In the init function, we also generate the `_Arguments` class as a `ctypes.Structure`. It includes all the data members in the `TanhVisitor::Arguments`.
* The `_Arguments` need to be registered as `self.argument_type` of `tanh` class. 
* A `emit` function is required to emit the namespace and typename of `TanhVisitor`.
* A staticmethod as numpy reference is required to implement the python code to parse.
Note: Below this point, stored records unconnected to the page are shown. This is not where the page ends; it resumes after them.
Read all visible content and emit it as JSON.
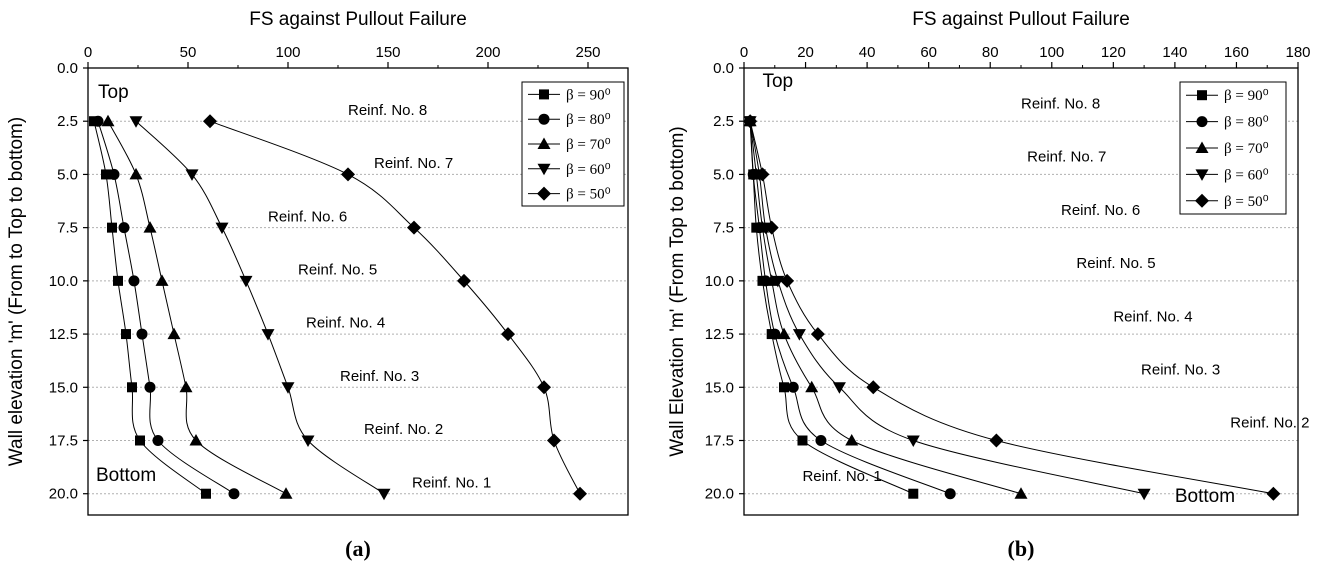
{
  "chart_data": [
    {
      "type": "line",
      "panel_label": "(a)",
      "xlabel": "FS against Pullout Failure",
      "ylabel": "Wall elevation 'm' (From to Top to bottom)",
      "xlim": [
        0,
        270
      ],
      "ylim": [
        0,
        21
      ],
      "x_ticks": [
        "0",
        "50",
        "100",
        "150",
        "200",
        "250"
      ],
      "x_ticks_minor": true,
      "y_inverted": true,
      "y_ticks": [
        "0.0",
        "2.5",
        "5.0",
        "7.5",
        "10.0",
        "12.5",
        "15.0",
        "17.5",
        "20.0"
      ],
      "x_axis_position": "top",
      "grid": "horizontal-dotted",
      "legend_position": "top-right",
      "annotations": [
        {
          "text": "Top",
          "x": 5,
          "y": 1.4
        },
        {
          "text": "Bottom",
          "x": 4,
          "y": 19.4
        },
        {
          "text": "Reinf. No. 8",
          "x": 130,
          "y": 2.2
        },
        {
          "text": "Reinf. No. 7",
          "x": 143,
          "y": 4.7
        },
        {
          "text": "Reinf. No. 6",
          "x": 90,
          "y": 7.2
        },
        {
          "text": "Reinf. No. 5",
          "x": 105,
          "y": 9.7
        },
        {
          "text": "Reinf. No. 4",
          "x": 109,
          "y": 12.2
        },
        {
          "text": "Reinf. No. 3",
          "x": 126,
          "y": 14.7
        },
        {
          "text": "Reinf. No. 2",
          "x": 138,
          "y": 17.2
        },
        {
          "text": "Reinf. No. 1",
          "x": 162,
          "y": 19.7
        }
      ],
      "y": [
        2.5,
        5.0,
        7.5,
        10.0,
        12.5,
        15.0,
        17.5,
        20.0
      ],
      "series": [
        {
          "name": "β = 90⁰",
          "marker": "square",
          "x": [
            3,
            9,
            12,
            15,
            19,
            22,
            26,
            59
          ]
        },
        {
          "name": "β = 80⁰",
          "marker": "circle",
          "x": [
            5,
            13,
            18,
            23,
            27,
            31,
            35,
            73
          ]
        },
        {
          "name": "β = 70⁰",
          "marker": "triangle-up",
          "x": [
            10,
            24,
            31,
            37,
            43,
            49,
            54,
            99
          ]
        },
        {
          "name": "β = 60⁰",
          "marker": "triangle-down",
          "x": [
            24,
            52,
            67,
            79,
            90,
            100,
            110,
            148
          ]
        },
        {
          "name": "β = 50⁰",
          "marker": "diamond",
          "x": [
            61,
            130,
            163,
            188,
            210,
            228,
            233,
            246
          ]
        }
      ]
    },
    {
      "type": "line",
      "panel_label": "(b)",
      "xlabel": "FS against Pullout Failure",
      "ylabel": "Wall Elevation 'm' (From Top to bottom)",
      "xlim": [
        0,
        180
      ],
      "ylim": [
        0,
        21
      ],
      "x_ticks": [
        "0",
        "20",
        "40",
        "60",
        "80",
        "100",
        "120",
        "140",
        "160",
        "180"
      ],
      "x_ticks_minor": true,
      "y_inverted": true,
      "y_ticks": [
        "0.0",
        "2.5",
        "5.0",
        "7.5",
        "10.0",
        "12.5",
        "15.0",
        "17.5",
        "20.0"
      ],
      "x_axis_position": "top",
      "grid": "horizontal-dotted",
      "legend_position": "top-right",
      "annotations": [
        {
          "text": "Top",
          "x": 6,
          "y": 0.9
        },
        {
          "text": "Bottom",
          "x": 140,
          "y": 20.4
        },
        {
          "text": "Reinf. No. 8",
          "x": 90,
          "y": 1.9
        },
        {
          "text": "Reinf. No. 7",
          "x": 92,
          "y": 4.4
        },
        {
          "text": "Reinf. No. 6",
          "x": 103,
          "y": 6.9
        },
        {
          "text": "Reinf. No. 5",
          "x": 108,
          "y": 9.4
        },
        {
          "text": "Reinf. No. 4",
          "x": 120,
          "y": 11.9
        },
        {
          "text": "Reinf. No. 3",
          "x": 129,
          "y": 14.4
        },
        {
          "text": "Reinf. No. 2",
          "x": 158,
          "y": 16.9
        },
        {
          "text": "Reinf. No. 1",
          "x": 19,
          "y": 19.4
        }
      ],
      "y": [
        2.5,
        5.0,
        7.5,
        10.0,
        12.5,
        15.0,
        17.5,
        20.0
      ],
      "series": [
        {
          "name": "β = 90⁰",
          "marker": "square",
          "x": [
            2,
            3,
            4,
            6,
            9,
            13,
            19,
            55
          ]
        },
        {
          "name": "β = 80⁰",
          "marker": "circle",
          "x": [
            2,
            3,
            5,
            7,
            10,
            16,
            25,
            67
          ]
        },
        {
          "name": "β = 70⁰",
          "marker": "triangle-up",
          "x": [
            2,
            4,
            6,
            9,
            13,
            22,
            35,
            90
          ]
        },
        {
          "name": "β = 60⁰",
          "marker": "triangle-down",
          "x": [
            2,
            5,
            7,
            11,
            18,
            31,
            55,
            130
          ]
        },
        {
          "name": "β = 50⁰",
          "marker": "diamond",
          "x": [
            2,
            6,
            9,
            14,
            24,
            42,
            82,
            172
          ]
        }
      ]
    }
  ]
}
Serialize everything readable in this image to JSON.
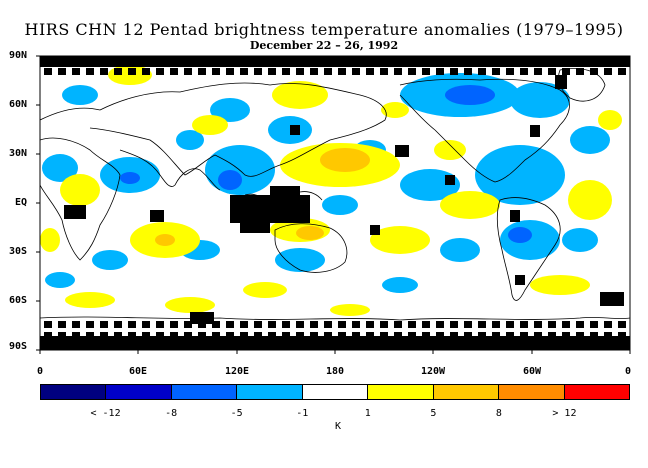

The built-in functions are defined in [pycutlass/src/pycutlass/epilogue.py](tools/library/scripts/pycutlass/src/pycutlass/epilogue.py). You can defined yours in any file as long as it can be found by [/pycutlass/src/pycutlass/parser.py](tools/library/scripts/pycutlass/src/pycutlass/parser.py).
```python
class tanh(ActivationFunctor):
    def __init__(self, element_compute) -> None:
        super().__init__()
        class _Arguments(ctypes.Structure):
            _fields_ = [
                ("tmp", ctypes.c_int)
            ]
            def __init__(self, *args) -> None:
                self.tmp = 0
        self.argument_type = _Arguments
    
    def emit(self):
        return "cutlass::TanhVisitor"

    @staticmethod
    def numpy(x: np.ndarray):
        return np.tanh(x)
```

### Step 3: Run the function
Now the new unary op is ready to use. An epilogue visitor tree can be built with
```python
class RowReduction_(EpilogueVisitTree):
    def __call__(
        self, accum: NDArray['tensor', 'float32'],  c: NDArray['tensor', 'float32'], 
        alpha: 'float32', beta: 'float32'):
        #
        D = alpha * accum + tanh.numpy(beta * c)
        reduction = reduction_op(D, "row", "Add", args.threadblock_shape[1])
        return D, reduction
epilogue_functor = RowReduction_(
    epilogue_functor, tile_description, math_inst.element_accumulator, 
    C.alignment, element_epilogue, C.element)
epilogue_functor.initialize()
```

## Limitations and Future work

Although the Epilogue Visitor Tree brings great flexibility to epilogue construction, as the epilogue is formulated as a single tree, there are several limitations.
* [Future Work] Serial and Parallel Split-K GEMM are not supported yet. 
    * To support serial split-k, additional tree transformation pass is required to inject a `binaryOpNode(Add)` + `TensorInputNode` before each `TensorOutputNode` to fetch the partial sum back. The `semaphore` also needs to be passed into epilogue. 
    * To support parallel split-k, an Reduction with visitor kernel is required.
* [Future Work] Convolution and GEMM Grouped are not supported yet.
    * To support Conv2d and GEMM Grouped, corresponding *_with_visitor kernels are required.

* [Limitation] If the same node is used by two operations (except that one of them is reduction), the node and all its offsprings will be executed twice.
* [Limitation] The result of reduction can only be used as the return value.